Etats-Unis

Un étudiant égyptien menace Donald Trump: il doit quitter les Etats-Unis

Facebook l'a trahi. Difficile pourtant de savoir si le jeune homme n'a pas simplement eu un mouvement d'humeur

«Je veux bien passer ma vie en prison pour tuer ce type, en fait le monde entier devrait me remercier». A quoi donc pensait cet étudiant de 23 ans dans son école de pilotage en Californie lorsqu'il écrivit ce message de colère concernant Donald Trump sur sa page Facebook, début février? Mouvement d'humeur de petit jeune dans ce grand défouloir que sont les réseaux sociaux, ou réelle menace contre le candidat actuellement le mieux placé pour remporter l'investiture républicaine? Ce qui serait peut-être passé inaperçu dans le cas d'un étudiant américain bon teint a en tout cas attiré l'attention du directeur de l'école d'aviation: car c'est un étudiant égyptien musulman qui est l'auteur de ces mots, qui lui valent aujourd'hui de quitter les Etats-Unis pour être ramené dans son pays.

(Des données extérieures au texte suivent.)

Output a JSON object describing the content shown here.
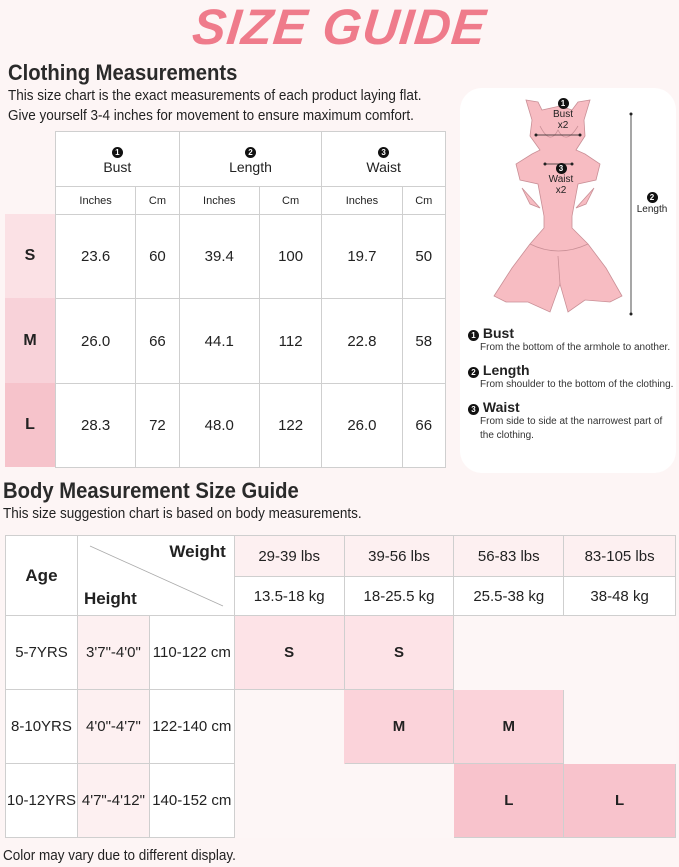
{
  "title": "SIZE GUIDE",
  "clothing": {
    "heading": "Clothing Measurements",
    "desc": [
      "This size chart is the exact measurements of each product laying flat.",
      "Give yourself 3-4 inches for movement to ensure maximum comfort."
    ],
    "columns": [
      {
        "num": "1",
        "label": "Bust"
      },
      {
        "num": "2",
        "label": "Length"
      },
      {
        "num": "3",
        "label": "Waist"
      }
    ],
    "units": [
      "Inches",
      "Cm"
    ],
    "rows": [
      {
        "size": "S",
        "values": [
          "23.6",
          "60",
          "39.4",
          "100",
          "19.7",
          "50"
        ]
      },
      {
        "size": "M",
        "values": [
          "26.0",
          "66",
          "44.1",
          "112",
          "22.8",
          "58"
        ]
      },
      {
        "size": "L",
        "values": [
          "28.3",
          "72",
          "48.0",
          "122",
          "26.0",
          "66"
        ]
      }
    ],
    "size_colors": [
      "#fbe1e5",
      "#f8d2d9",
      "#f6c3cb"
    ]
  },
  "diagram": {
    "bust_label": "Bust",
    "bust_mult": "x2",
    "waist_label": "Waist",
    "waist_mult": "x2",
    "length_label": "Length",
    "legend": [
      {
        "num": "1",
        "title": "Bust",
        "desc": "From the bottom of the armhole to another."
      },
      {
        "num": "2",
        "title": "Length",
        "desc": "From shoulder to the bottom of the clothing."
      },
      {
        "num": "3",
        "title": "Waist",
        "desc": "From side to side at the narrowest part of the clothing."
      }
    ],
    "dress_color": "#f7bcc2"
  },
  "body": {
    "heading": "Body Measurement Size Guide",
    "desc": "This size suggestion chart is based on body measurements.",
    "age_label": "Age",
    "weight_label": "Weight",
    "height_label": "Height",
    "weights_lbs": [
      "29-39 lbs",
      "39-56 lbs",
      "56-83 lbs",
      "83-105 lbs"
    ],
    "weights_kg": [
      "13.5-18 kg",
      "18-25.5 kg",
      "25.5-38 kg",
      "38-48 kg"
    ],
    "rows": [
      {
        "age": "5-7YRS",
        "height_ft": "3'7\"-4'0\"",
        "height_cm": "110-122 cm",
        "sizes": [
          "S",
          "S",
          "",
          ""
        ]
      },
      {
        "age": "8-10YRS",
        "height_ft": "4'0\"-4'7\"",
        "height_cm": "122-140 cm",
        "sizes": [
          "",
          "M",
          "M",
          ""
        ]
      },
      {
        "age": "10-12YRS",
        "height_ft": "4'7\"-4'12\"",
        "height_cm": "140-152 cm",
        "sizes": [
          "",
          "",
          "L",
          "L"
        ]
      }
    ]
  },
  "footer": "Color may vary due to different display."
}
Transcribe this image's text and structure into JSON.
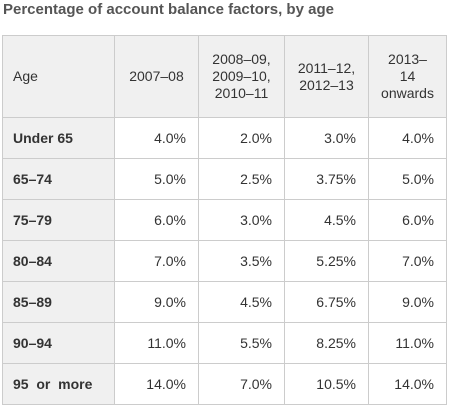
{
  "title": "Percentage of account balance factors, by age",
  "table": {
    "headers": [
      {
        "lines": [
          "Age"
        ]
      },
      {
        "lines": [
          "2007–08"
        ]
      },
      {
        "lines": [
          "2008–09,",
          "2009–10,",
          "2010–11"
        ]
      },
      {
        "lines": [
          "2011–12,",
          "2012–13"
        ]
      },
      {
        "lines": [
          "2013–14",
          "onwards"
        ]
      }
    ],
    "rows": [
      {
        "age": "Under 65",
        "values": [
          "4.0%",
          "2.0%",
          "3.0%",
          "4.0%"
        ]
      },
      {
        "age": "65–74",
        "values": [
          "5.0%",
          "2.5%",
          "3.75%",
          "5.0%"
        ]
      },
      {
        "age": "75–79",
        "values": [
          "6.0%",
          "3.0%",
          "4.5%",
          "6.0%"
        ]
      },
      {
        "age": "80–84",
        "values": [
          "7.0%",
          "3.5%",
          "5.25%",
          "7.0%"
        ]
      },
      {
        "age": "85–89",
        "values": [
          "9.0%",
          "4.5%",
          "6.75%",
          "9.0%"
        ]
      },
      {
        "age": "90–94",
        "values": [
          "11.0%",
          "5.5%",
          "8.25%",
          "11.0%"
        ]
      },
      {
        "age": "95  or  more",
        "values": [
          "14.0%",
          "7.0%",
          "10.5%",
          "14.0%"
        ]
      }
    ]
  },
  "colors": {
    "header_bg": "#f0f0f0",
    "border": "#cccccc",
    "title": "#555555",
    "text": "#333333"
  }
}
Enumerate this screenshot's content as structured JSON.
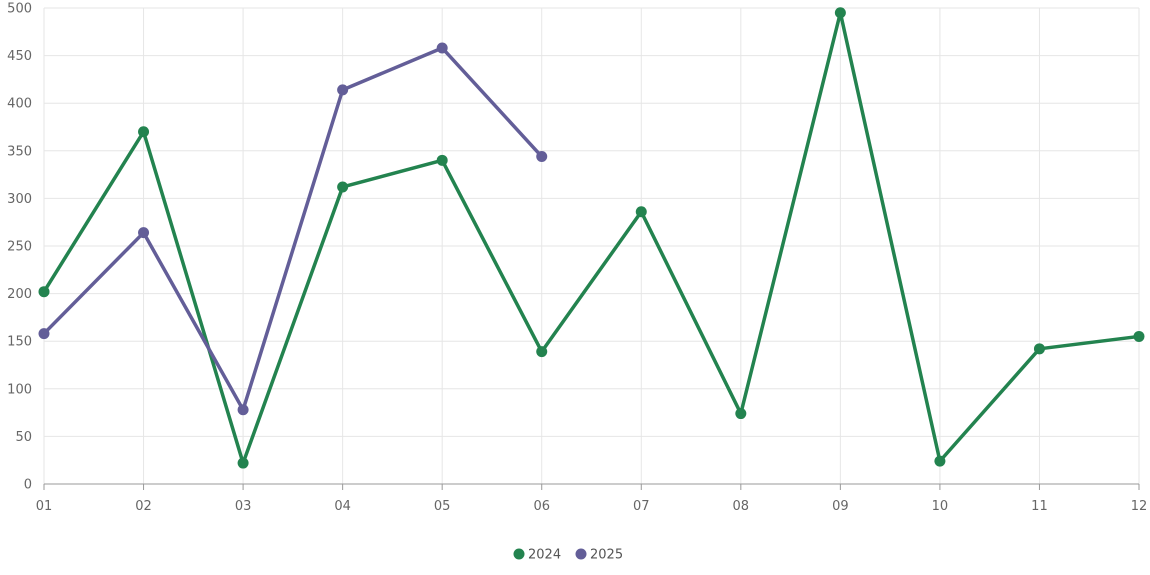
{
  "chart_data": {
    "type": "line",
    "x": [
      "01",
      "02",
      "03",
      "04",
      "05",
      "06",
      "07",
      "08",
      "09",
      "10",
      "11",
      "12"
    ],
    "ylim": [
      0,
      500
    ],
    "yticks": [
      0,
      50,
      100,
      150,
      200,
      250,
      300,
      350,
      400,
      450,
      500
    ],
    "grid": true,
    "legend_position": "bottom",
    "series": [
      {
        "name": "2024",
        "color": "#23834f",
        "values": [
          202,
          370,
          22,
          312,
          340,
          139,
          286,
          74,
          495,
          24,
          142,
          155
        ]
      },
      {
        "name": "2025",
        "color": "#635e98",
        "values": [
          158,
          264,
          78,
          414,
          458,
          344,
          null,
          null,
          null,
          null,
          null,
          null
        ]
      }
    ]
  }
}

Dès le signalement de son post, en février, le FBI a interrogé Emadeldin Elsayed, alors qu'aucune plainte n'a formellement été déposée contre lui. Expulsé de l'école, le jeune homme perd du même coup son visa d'étudiant I-20, et les 40 000 dollars de frais de scolarité qu'il avait déjà déboursés, une somme colossale engloutie avec ses rêves. Vendredi il a accepté de son plein gré de repartir, insistent les autorités: il n'aurait pas été facile pour elles de l'expulser sur la simple base de ses propos, qui pour certains avocats ressortent de la liberté d'expression.

Vie brisée

Emadeldin Elsayed explique avoir agi par impulsion, après avoir entendu Donald Trump annoncer qu'il voulait stopper l'immigration de tous les musulmans vers les Etats-Unis. Le commentaire de l'étudiant «s'inscrit dans une rhétorique indignée similaire à la rhétorique qui est peut-être utilisée par M. Donald Trump lui-même lorsqu'il dit on va tuer les proches de terroristes, leurs enfants et leurs femmes», explique son avocat. Pour lui, son client a compris qu'il avait fait une bêtise colossale, qu'il ne pourrait probablement plus jamais revenir aux Etats-Unis, et que sa carrière de pilote était sacrément compromise. La terrible histoire des pilotes saoudiens venus se former aux Etats-Unis pour préparer le 11-Septembre est bien sûr encore dans toutes les mémoires.

Incarcéré aujourd'hui pour défaut de document légal d'immigration et non pas pour ses menaces, Emadeldin Elsayed a jusque début juillet pour repartir en Egypte, où son histoire  a fait le tour des radios et des télévisions. Pour les membres de sa famille, la liberté d'expression à l'américaine est à deux vitesses, et ne concerne manifestement pas les arabes musulmans.